Penulis
Intisari-Online.com - Kyai Nogo Siluman merupakan salah satu keris milik Pangeran Diponegoro.
Seperti diketahui, Pangeran Diponegoro merupakan salah seorang pahlawan nasional Republik Indonesia yang memimpin Perang Diponegoro atau Perang Jawa melawan pemerintah Hindia Belanda selama periode tahun 1825 hingga 1830.
Saat perang itu berakhir Pangeran Diponegoro dilaporkan menyerahkan kerisnya kepada Hendrik Merkus de Kock, letnan gubernur jenderal Hindia Belanda.
Kemudian, ketika Belanda mengakui kemerdekaan Indonesia pada tahun 1949, disepakati bahwa barang-barang Diponegoro akan dikembalikan, yang artinya termasuk keris tersebut.
Pada tahun 1968 sebuah perjanjian budaya ditandatangani dan pada tahun 1975 barang-barang yang akan dipulangkan didaftarkan.
Namun ketika pelana, tombak, dan payung Diponegoro dikirim kembali, rupanya keris tidak.
Baru pada 2020 lalu, setelah 45 tahun berlalu sejak perjanjian ditandatangani, keris tersebut akhirnya dikembalikan oleh Belanda kepada Indonesia.
Keris Kyai Nogo Siluman disimpan Belanda di Museum Etnologi sebelum dikembalikan ke Indonesia.
Baca Juga: Peristiwa Penting Bagi Sejarah Bangsa Indonesia, Apa Peran Pelajar dan Mahasiswa dalam Aksi Tritura?
Mengutip The Guardian, pada tahun 1831, keris tersebut diberikan kepada kabinet kerajaan langka Raja William I, raja pertama Belanda dan adipati agung Luksemburg.
Itu diberikan sebagai bagian dari koleksi yang kemudian dipindahkan ke tempat yang sekarang menjadi Museum Etnologi.
Sejarawan seni, Jos van Beurden mengatakan hilangnya keris selama beberapa dekade disebabkan oleh kurangnya pengaturan dan keengganan untuk mengembalikan harta karun kepada Indonesia.
Keris Kyai Nogo Siluman merupakan keris yang dibawa kemana-mana oleh Pangeran Diponegoro, termasuk saat berperang.
Selain keris Kyai Nogo Siluman, Pangeran Diponegoro juga sering membawa beberapa keris lainnya.
Seperti yang diceritakan alam buku Takdir Sejarawan Pangeran Diponegoro 1785-1855, oleh sejarawan Peter B Carey.

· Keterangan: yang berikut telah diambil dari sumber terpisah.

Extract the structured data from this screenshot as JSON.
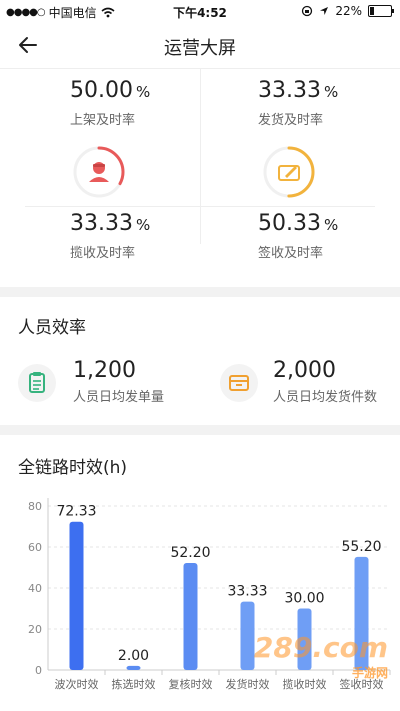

Keris lain yang sering dibawanya misalnya keris Kyai Abijoyo yang merupakan hadiah dari ayahnya dan kyai Ageng Bondoyudo.
Keris memang merupakan senjata perang pada masanya, namun bukan berarti alat khusus untuk membunuh.
Dikutip dari Majalah Adiluhung Pelestarian Budaya Nusantara Edisi 17, dalam peperangan, keris digunakan sebagai kendel atau tulangan.
Itu pula yang dilakukan Pangeran Diponegoro, yaitu membawa keris pusaka untuk menambah kepercayaan dirinya saat berperang.
Dipercaya atau tidak, nyatanya Belanda sering kewalahan selama perang menghadapi Pangeran Diponegoro.
Meski akhirnya menyerahkan diri, pertempuran Pangeran Diponegoro melawan Belanda berlangsung sengit.
Di akhir perang, pasukan Pangeran Diponegoro dijepit di Magelang oleh Jenderal de Kock.
Awalnya tetap kukuh, tetapi demi membebaskan sisa pasukannya, Pangeran Diponegoro akhirnya rela menyerahkan diri.
Pangeran Diponegoro diasingkan ke Manado Sulkawesi Utara, kemudian ke Makassar Sulawesi Selatan hingga akhir hidupnya.
Perang Diponegoro yang terjadi selama lima tahun itu menimbulkan dampak yang sangat besar bagi Indonesia.